All of lore.kernel.org
 help / color / mirror / Atom feed
From: Thomas Schoebel-Theuer <tst@schoebel-theuer.de>
To: Mel Gorman <mgorman@techsingularity.net>,
	Christoph Lameter <cl@linux.com>
Cc: Matthew Wilcox <willy@infradead.org>,
	linux-mm@kvack.org, linux-rdma@vger.kernel.org,
	akpm@linux-foundation.org, andi@firstfloor.org,
	Rik van Riel <riel@redhat.com>, Michal Hocko <mhocko@kernel.org>,
	Guy Shattah <sguy@mellanox.com>,
	Anshuman Khandual <khandual@linux.vnet.ibm.com>,
	Michal Nazarewicz <mina86@mina86.com>,
	Vlastimil Babka <vbabka@suse.cz>,
	David Nellans <dnellans@nvidia.com>,
	Laura Abbott <labbott@redhat.com>, Pavel Machek <pavel@ucw.cz>,
	Dave Hansen <dave.hansen@intel.com>,
	Mike Kravetz <mike.kravetz@oracle.com>
Subject: Re: [RFC 1/2] Protect larger order pages from breaking up
Date: Thu, 22 Feb 2018 22:19:32 +0100	[thread overview]
Message-ID: <68050f0f-14ca-d974-9cf4-19694a2244b9@schoebel-theuer.de> (raw)
In-Reply-To: <20180219101935.cb3gnkbjimn5hbud@techsingularity.net>

[-- Attachment #1: Type: text/plain, Size: 5015 bytes --]

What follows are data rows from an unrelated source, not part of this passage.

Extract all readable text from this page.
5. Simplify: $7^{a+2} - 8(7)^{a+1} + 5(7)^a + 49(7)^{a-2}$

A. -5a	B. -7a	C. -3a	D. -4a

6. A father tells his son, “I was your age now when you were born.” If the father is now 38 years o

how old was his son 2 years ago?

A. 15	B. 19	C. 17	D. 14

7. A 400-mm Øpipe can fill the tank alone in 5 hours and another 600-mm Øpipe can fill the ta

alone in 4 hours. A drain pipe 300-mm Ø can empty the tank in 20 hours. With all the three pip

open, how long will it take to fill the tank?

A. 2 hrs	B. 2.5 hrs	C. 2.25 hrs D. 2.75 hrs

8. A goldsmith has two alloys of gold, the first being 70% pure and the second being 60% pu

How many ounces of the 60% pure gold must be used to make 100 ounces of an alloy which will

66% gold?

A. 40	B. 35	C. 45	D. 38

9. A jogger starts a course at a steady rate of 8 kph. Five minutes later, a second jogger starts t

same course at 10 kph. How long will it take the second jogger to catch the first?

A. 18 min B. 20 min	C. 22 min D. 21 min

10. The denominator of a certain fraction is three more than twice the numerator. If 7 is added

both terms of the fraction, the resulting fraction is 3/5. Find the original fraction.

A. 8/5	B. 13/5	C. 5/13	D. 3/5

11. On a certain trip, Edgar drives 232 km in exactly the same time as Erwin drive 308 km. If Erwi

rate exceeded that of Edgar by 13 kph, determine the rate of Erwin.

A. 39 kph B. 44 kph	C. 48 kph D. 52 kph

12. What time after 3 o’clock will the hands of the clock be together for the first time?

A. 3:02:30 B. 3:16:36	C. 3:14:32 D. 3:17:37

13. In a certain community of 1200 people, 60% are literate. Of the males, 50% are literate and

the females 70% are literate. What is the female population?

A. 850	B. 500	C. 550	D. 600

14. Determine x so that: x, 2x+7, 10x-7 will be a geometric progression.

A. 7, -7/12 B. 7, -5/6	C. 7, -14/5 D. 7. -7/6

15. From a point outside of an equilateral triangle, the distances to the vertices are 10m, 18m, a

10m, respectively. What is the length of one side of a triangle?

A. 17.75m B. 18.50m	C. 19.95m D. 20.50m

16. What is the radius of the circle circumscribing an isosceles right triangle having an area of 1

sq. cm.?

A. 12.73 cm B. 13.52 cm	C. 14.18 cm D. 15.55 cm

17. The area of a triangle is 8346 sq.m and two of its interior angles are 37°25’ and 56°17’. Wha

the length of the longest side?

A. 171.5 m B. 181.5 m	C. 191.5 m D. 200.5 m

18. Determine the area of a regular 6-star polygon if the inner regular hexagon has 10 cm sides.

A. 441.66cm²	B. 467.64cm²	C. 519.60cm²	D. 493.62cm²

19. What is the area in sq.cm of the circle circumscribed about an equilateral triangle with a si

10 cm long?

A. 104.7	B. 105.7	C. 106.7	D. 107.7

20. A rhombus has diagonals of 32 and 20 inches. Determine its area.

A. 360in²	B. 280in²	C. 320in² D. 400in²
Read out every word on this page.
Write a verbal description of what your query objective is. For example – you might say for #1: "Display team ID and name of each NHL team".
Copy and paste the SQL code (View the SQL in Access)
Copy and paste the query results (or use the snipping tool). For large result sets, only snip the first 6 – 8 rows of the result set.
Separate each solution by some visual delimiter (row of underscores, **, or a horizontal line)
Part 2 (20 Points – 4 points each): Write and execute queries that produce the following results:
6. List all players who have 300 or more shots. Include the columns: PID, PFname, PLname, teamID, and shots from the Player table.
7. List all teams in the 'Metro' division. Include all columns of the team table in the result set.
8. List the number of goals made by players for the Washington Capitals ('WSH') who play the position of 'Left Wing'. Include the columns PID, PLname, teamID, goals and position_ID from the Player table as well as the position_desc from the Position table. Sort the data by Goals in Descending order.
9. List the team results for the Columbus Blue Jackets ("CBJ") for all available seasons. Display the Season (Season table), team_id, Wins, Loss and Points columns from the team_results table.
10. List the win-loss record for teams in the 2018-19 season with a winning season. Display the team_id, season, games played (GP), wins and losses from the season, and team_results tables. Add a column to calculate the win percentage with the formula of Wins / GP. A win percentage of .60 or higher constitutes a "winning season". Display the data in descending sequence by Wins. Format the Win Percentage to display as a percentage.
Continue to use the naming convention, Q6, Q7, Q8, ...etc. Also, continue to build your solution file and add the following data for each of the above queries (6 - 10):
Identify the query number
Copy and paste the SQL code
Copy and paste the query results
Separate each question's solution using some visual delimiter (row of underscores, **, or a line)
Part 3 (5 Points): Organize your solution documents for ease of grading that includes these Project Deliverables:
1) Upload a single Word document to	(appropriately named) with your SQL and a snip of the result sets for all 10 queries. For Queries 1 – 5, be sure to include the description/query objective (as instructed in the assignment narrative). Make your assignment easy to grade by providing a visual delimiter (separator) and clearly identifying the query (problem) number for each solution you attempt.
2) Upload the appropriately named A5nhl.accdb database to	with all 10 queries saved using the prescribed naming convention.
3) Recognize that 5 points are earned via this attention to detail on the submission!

On 02/19/18 11:19, Mel Gorman wrote:
>
>> Index: linux/mm/page_alloc.c
>> ===================================================================
>> --- linux.orig/mm/page_alloc.c
>> +++ linux/mm/page_alloc.c
>> @@ -1844,7 +1844,12 @@ struct page *__rmqueue_smallest(struct z
>>   		area = &(zone->free_area[current_order]);
>>   		page = list_first_entry_or_null(&area->free_list[migratetype],
>>   							struct page, lru);
>> -		if (!page)
>> +		/*
>> +		 * Continue if no page is found or if our freelist contains
>> +		 * less than the minimum pages of that order. In that case
>> +		 * we better look for a different order.
>> +		 */
>> +		if (!page || area->nr_free < area->min)
>>   			continue;
>>   		list_del(&page->lru);
>>   		rmv_page_order(page);
> This is surprising to say the least. Assuming reservations are at order-3,
> this would refuse to split order-3 even if there was sufficient reserved
> pages at higher orders for a reserve.

Hi Mel,

I agree with you that the above code does not really do what it should.

At least, the condition needs to be changed to:

diff --git a/mm/page_alloc.c b/mm/page_alloc.c
index 76c9688b6a0a..193dfd85a6b1 100644
--- a/mm/page_alloc.c
+++ b/mm/page_alloc.c
@@ -1837,7 +1837,15 @@ struct page *__rmqueue_smallest(struct zone 
*zone, unsigned int order,
                 area = &(zone->free_area[current_order]);
                 page = 
list_first_entry_or_null(&area->free_list[migratetype],
                                                         struct page, lru);
-               if (!page)
+               /*
+                * Continue if no page is found or if we are about to
+                * split a truly higher order than requested.
+                * There is no limit for just _using_ exactly the right
+                * order. The limit is only for _splitting_ some
+                * higher order.
+                */
+               if (!page ||
+                   (area->nr_free < area->min && current_order > order))
                         continue;
                 list_del(&page->lru);
                 rmv_page_order(page);


The "&& current_order > order" part is _crucial_. If left out, it will 
work even counter-productive. I know this from development of my 
original patch some years ago.

Please have a look at the attached patchset for kernel 3.16 which is in 
_production_ at 1&1 Internet SE at about 20,000 servers for several 
years now, starting from kernel 3.2.x to 3.16.x (or maybe the very first 
version was for 2.6.32, I don't remember exactly).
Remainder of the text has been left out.